Monday, July 11, 2005

Memories To Get Me By


Sometimes things come to you in the strangest ways. I have been real negative lately and complaining allot about everything. I was outside feeding my dog Sandy a few minutes ago. I was noticing how she was fully recovered from having a liter of puppies that she tried to kill the day she had them. She destroyed half and the rest went to the SPCA the next day because they were just too small to take care of without her. Then I realized something while watching her bounce around. She had no mental effects of losing all of her puppies. There was no grief, no depression, or any nightmares. Think about if a woman would have lost 8 kids on the same day. If she lived to be 100 years old she would recall that day for the rest of her life. She could never out grow or out live that thought. The event might actually be too much for her mind to take and drive her insane. I lost one three years ago and not a day goes buy when I don't think about it at least once.

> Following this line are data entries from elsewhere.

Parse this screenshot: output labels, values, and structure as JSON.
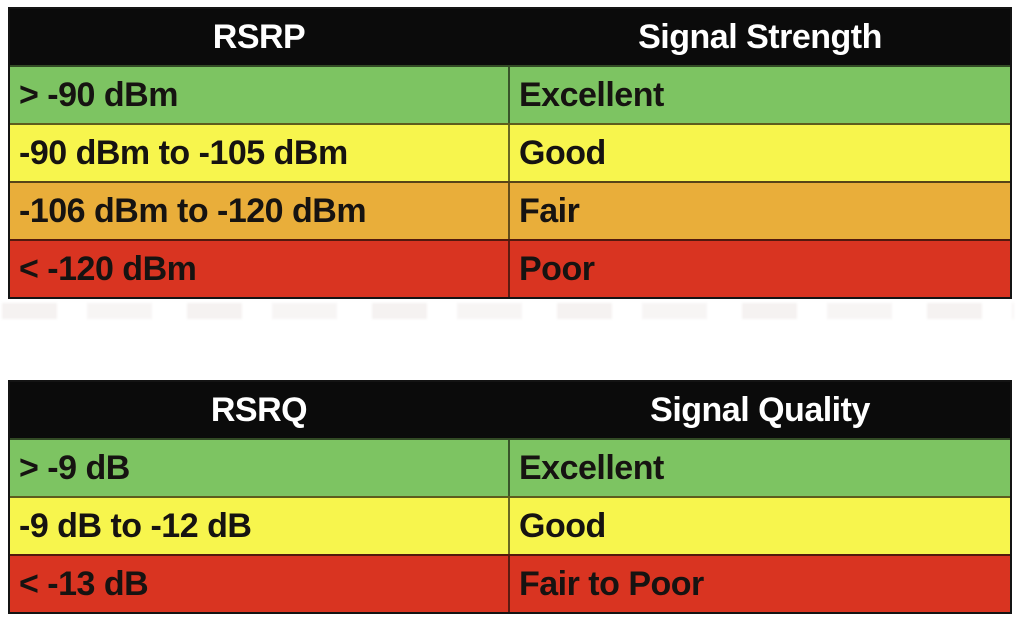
{
  "colors": {
    "header_bg": "#0b0b0b",
    "header_text": "#ffffff",
    "excellent_green": "#7dc462",
    "good_yellow": "#f7f54d",
    "fair_orange": "#e9ae3a",
    "poor_red": "#d93421",
    "cell_text": "#161311"
  },
  "chart_data": [
    {
      "type": "table",
      "columns": [
        "RSRP",
        "Signal Strength"
      ],
      "rows": [
        [
          "> -90 dBm",
          "Excellent"
        ],
        [
          "-90 dBm to -105 dBm",
          "Good"
        ],
        [
          "-106 dBm to -120 dBm",
          "Fair"
        ],
        [
          "< -120 dBm",
          "Poor"
        ]
      ],
      "row_colors": [
        "#7dc462",
        "#f7f54d",
        "#e9ae3a",
        "#d93421"
      ]
    },
    {
      "type": "table",
      "columns": [
        "RSRQ",
        "Signal Quality"
      ],
      "rows": [
        [
          "> -9 dB",
          "Excellent"
        ],
        [
          "-9 dB to -12 dB",
          "Good"
        ],
        [
          "< -13 dB",
          "Fair to Poor"
        ]
      ],
      "row_colors": [
        "#7dc462",
        "#f7f54d",
        "#d93421"
      ]
    }
  ]
}
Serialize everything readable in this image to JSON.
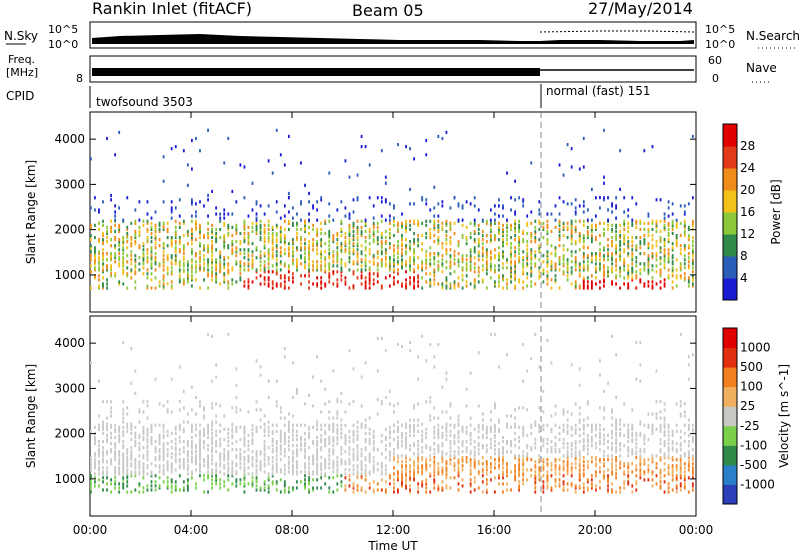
{
  "header": {
    "station": "Rankin Inlet (fitACF)",
    "beam": "Beam 05",
    "date": "27/May/2014"
  },
  "noise_panel": {
    "left_label": "N.Sky",
    "right_label": "N.Search",
    "ticks_left": [
      "10^5",
      "10^0"
    ],
    "ticks_right": [
      "10^5",
      "10^0"
    ]
  },
  "freq_panel": {
    "left_label_1": "Freq.",
    "left_label_2": "[MHz]",
    "left_tick": "8",
    "right_label": "Nave",
    "right_ticks": [
      "60",
      "0"
    ]
  },
  "cpid_panel": {
    "label": "CPID",
    "modes": [
      {
        "name": "twofsound 3503",
        "start_hour": 0,
        "end_hour": 18
      },
      {
        "name": "normal (fast) 151",
        "start_hour": 18,
        "end_hour": 24
      }
    ]
  },
  "chart_data": [
    {
      "type": "heatmap",
      "title": "",
      "xlabel": "Time UT",
      "ylabel": "Slant Range [km]",
      "x_ticks": [
        "00:00",
        "04:00",
        "08:00",
        "12:00",
        "16:00",
        "20:00",
        "00:00"
      ],
      "xlim_hours": [
        0,
        24
      ],
      "y_ticks": [
        "1000",
        "2000",
        "3000",
        "4000"
      ],
      "ylim": [
        180,
        4600
      ],
      "colorbar": {
        "label": "Power [dB]",
        "ticks": [
          "4",
          "8",
          "12",
          "16",
          "20",
          "24",
          "28"
        ],
        "range": [
          0,
          30
        ],
        "colors": [
          "#1b1bd6",
          "#2a5db8",
          "#2f8a4a",
          "#8cc83a",
          "#f2c21a",
          "#f08c1a",
          "#e03a1a",
          "#e00000"
        ]
      },
      "mode_change_hour": 18
    },
    {
      "type": "heatmap",
      "title": "",
      "xlabel": "Time UT",
      "ylabel": "Slant Range [km]",
      "x_ticks": [
        "00:00",
        "04:00",
        "08:00",
        "12:00",
        "16:00",
        "20:00",
        "00:00"
      ],
      "xlim_hours": [
        0,
        24
      ],
      "y_ticks": [
        "1000",
        "2000",
        "3000",
        "4000"
      ],
      "ylim": [
        180,
        4600
      ],
      "colorbar": {
        "label": "Velocity [m s^-1]",
        "ticks": [
          "1000",
          "500",
          "100",
          "25",
          "-25",
          "-100",
          "-500",
          "-1000"
        ],
        "colors": [
          "#2a3fb8",
          "#2a7fc8",
          "#2f8a4a",
          "#7ad04a",
          "#c8c8c4",
          "#f0b060",
          "#f08020",
          "#e03010",
          "#e00000"
        ]
      },
      "mode_change_hour": 18
    }
  ]
}
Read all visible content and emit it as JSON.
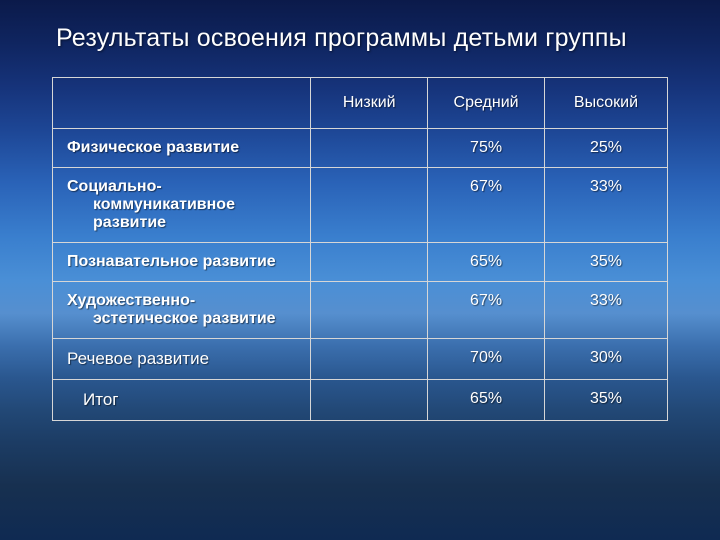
{
  "title": "Результаты освоения программы детьми группы",
  "table": {
    "headers": {
      "blank": "",
      "low": "Низкий",
      "mid": "Средний",
      "high": "Высокий"
    },
    "rows": [
      {
        "label_lines": [
          "Физическое развитие"
        ],
        "low": "",
        "mid": "75%",
        "high": "25%",
        "multi": false,
        "special": ""
      },
      {
        "label_lines": [
          "Социально-",
          "коммуникативное",
          "развитие"
        ],
        "low": "",
        "mid": "67%",
        "high": "33%",
        "multi": true,
        "special": ""
      },
      {
        "label_lines": [
          "Познавательное развитие"
        ],
        "low": "",
        "mid": "65%",
        "high": "35%",
        "multi": false,
        "special": ""
      },
      {
        "label_lines": [
          "Художественно-",
          "эстетическое развитие"
        ],
        "low": "",
        "mid": "67%",
        "high": "33%",
        "multi": true,
        "special": ""
      },
      {
        "label_lines": [
          "Речевое развитие"
        ],
        "low": "",
        "mid": "70%",
        "high": "30%",
        "multi": false,
        "special": "speech"
      },
      {
        "label_lines": [
          "Итог"
        ],
        "low": "",
        "mid": "65%",
        "high": "35%",
        "multi": false,
        "special": "itog"
      }
    ]
  },
  "colors": {
    "text": "#ffffff",
    "border": "#d6d6d6"
  }
}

The human brain is what sets us apart from all the other animals in the world. It's what puts us on the top of the food chain. I'm not a scientist but experience has shown me that the quality of human life is dictated by how good or bad the memories in your life are and how good those events affected you. Good memory can make you smart, depressed and sometimes crazy. With the exception of names, I am one of those people that can close my eyes and picture exact places and events in my life. I remember very specific times in my life, good and bad ones. All of those have an influence on me everyday. A song, a building, or something on the TV can send me into a time machine and the replay starts. I can not tell you how much money my parents made when I was a coming up. I know it wasn't allot but I couldn't give you a figure to save my life. I would never remember that. I do remember playing LIFE in the kitchen and Michelle getting mad when my daddy would sue her. I remember crabbing trips. I remember the Solomon Burke record my mama used to play. My little Jennifer scheduled her entire day in a composition book. I remember driving to Florida in a rusty pickup and my crazy brother Walter trying to swim with a broken arm. Jerald needed to have Big Bird's Big Red Book read ten times in a row. I remember my grandmother bringing me cinnamon rolls and that crazy song she used to sing before she gave them to me. I remember my other grandmother's sugar cookies and I remember getting up early to go get ice for the family BBQ with my grandpa. When you add all that up with the other ones, you get a pretty swell life even with all my complaining. That's not too bad for a brother from the Ninth Ward.
When I am in a really hopeless mood, I'll drive around with the radio playing and suddenly something will pop into my head. I'll think about watching Monday Night Football with Daddy. I'll think about catching the bus to work with my grandma when I was small. I'll think about the crabbing trip I took with my brothers when I threw the bait away to soon. Sometimes I think about making wrestling belts with Devin out of liquor boxes and black shoe polish when I was a youngster. It makes everything go away for a few minutes. This is the kind of memories I want my children to have. I want my daughter to say to herself "man, I don't know what my daddy did for a living but I remember when me and him played on the swings". If I can get that I will feel at peace with myself.
Young adults tend to live in the moment at hand. The bills are due. The kids are growing and need you more everyday. The people that raised us are starting to get older and they need you more too. There are so many things currently going on that if you ask how life is going the answer may be not that good. Sometimes you just have to put on a good record, grab a drink and close your eyes. If you take a few minutes and use the memories in your mind to draw on good times, that life question may not be as negative as you think. I know I have way more good memories than bad ones. Judge your life on the totality of all the good things from beginning to end. Don't think mine's hasn't been sweet so far.